Abstract

In the modern period, nation-states have been the major guardians of public memory, funding both archives and museums as key institutions for the preservation and transmission of such memory. Abigail De Kosnik argues in this book that digital networked media have been changing this over the past three decades, so loosening the ties that bind public memory to the state. A multitude of self-designated archivists have become practitioners of cultural preservation. Amateurs, fans, pirates, hackers and volunteers have constructed rogue archives on the Internet. De Kosnik contends that this shift has democratised the conditions and practices of cultural memory, with their repositories being freely available to everybody, with no regard being paid to copyright restrictions, and with the content of those repositories often containing material that was never handled by traditional memory institutions. It is, in other words, a turn from locked rooms to information commons.
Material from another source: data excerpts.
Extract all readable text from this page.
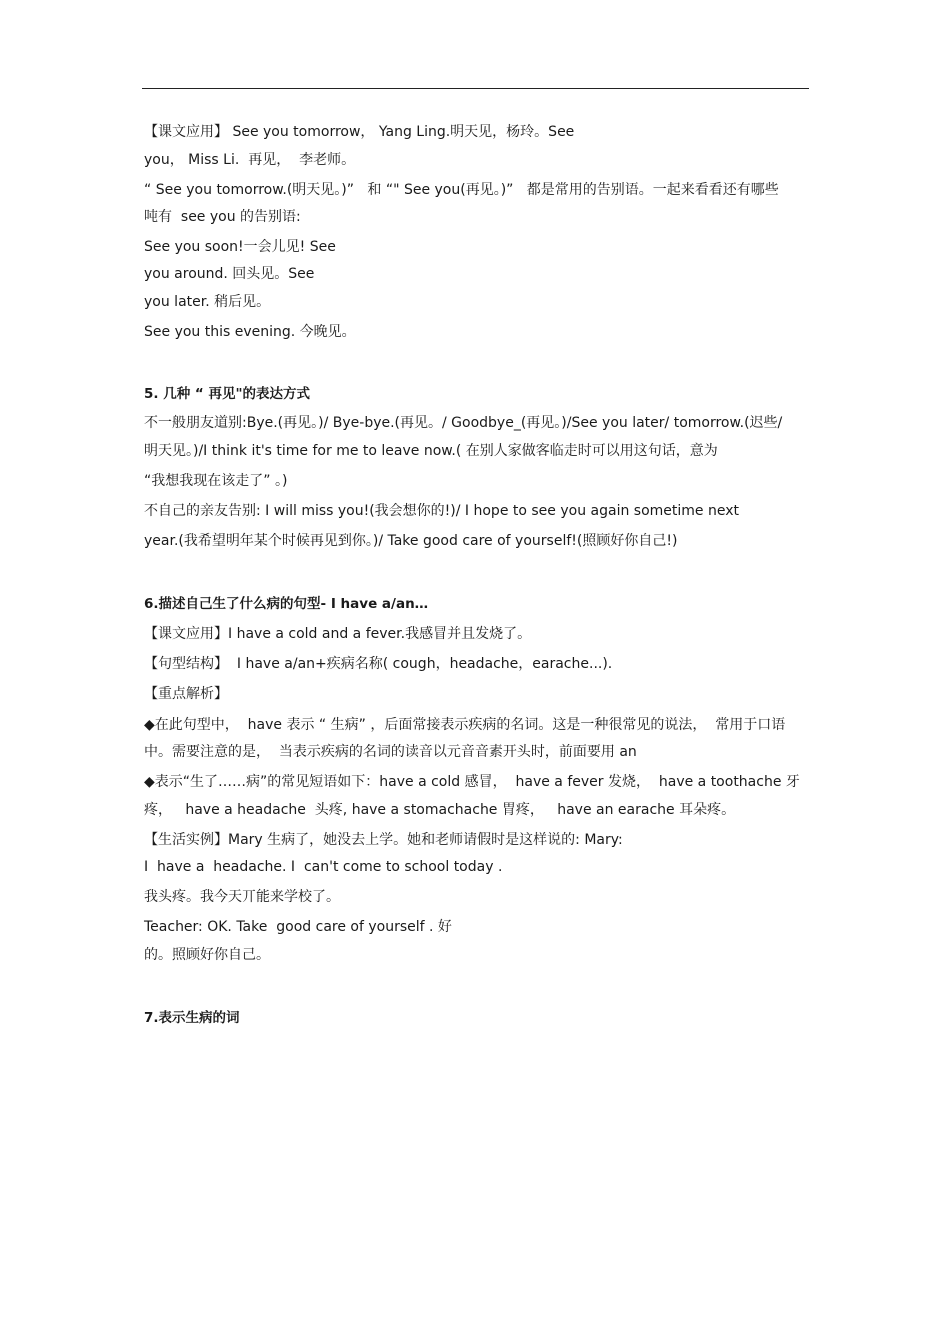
【课文应用】 See you tomorrow， Yang Ling.明天见，杨玲。See
you， Miss Li.  再见，  李老师。
“ See you tomorrow.(明天见。)”   和 “" See you(再见。)”   都是常用的告别语。一起来看看还有哪些
吨有  see you 的告别语:
See you soon!一会儿见! See
you around. 回头见。See
you later. 稍后见。
See you this evening. 今晚见。
5. 几种 “ 再见"的表达方式
不一般朋友道别:Bye.(再见。)/ Bye-bye.(再见。/ Goodbye_(再见。)/See you later/ tomorrow.(迟些/
明天见。)/I think it's time for me to leave now.( 在别人家做客临走时可以用这句话，意为
“我想我现在该走了” 。)
不自己的亲友告别: I will miss you!(我会想你的!)/ I hope to see you again sometime next
year.(我希望明年某个时候再见到你。)/ Take good care of yourself!(照顾好你自己!)
6.描述自己生了什么病的句型- I have a/an…
【课文应用】I have a cold and a fever.我感冒并且发烧了。
【句型结构】  I have a/an+疾病名称( cough，headache，earache...).
【重点解析】
◆在此句型中，  have 表示 “ 生病” ，后面常接表示疾病的名词。这是一种很常见的说法，  常用于口语
中。需要注意的是，  当表示疾病的名词的读音以元音音素开头时，前面要用 an
◆表示“生了……病”的常见短语如下：have a cold 感冒，  have a fever 发烧，  have a toothache 牙
疼，   have a headache  头疼, have a stomachache 胃疼，   have an earache 耳朵疼。
【生活实例】Mary 生病了，她没去上学。她和老师请假时是这样说的: Mary:
I  have a  headache. I  can't come to school today .
我头疼。我今天丌能来学校了。
Teacher: OK. Take  good care of yourself . 好
的。照顾好你自己。
7.表示生病的词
Dealing in the main with fan fiction archives, among other things the book discusses various kinds of rogue archives, the communities they serve, and the incentives and challenges to fans provided by digital archivists. Its examples of rogue archives include the Internet Archive, Project Gutenberg, ibiblio, the Rhizome ArtBase, and many smaller, lesser-known archives founded by particular subcultures, minority groups, and artists’ collectives, with fan fiction archives being the core case study. The book also draws on an oral history project, conducted from June 2012 to March 2013, on fan fiction and Internet memory. The stance taken throughout is affirmative and approbatory of the innovative and creative practices of cultural memory production and appropriation De Kosnik discusses and analyses in close and extensive detail. She argues in their favour, especially over and against the conventional, state-linked archive of the pre-digital period.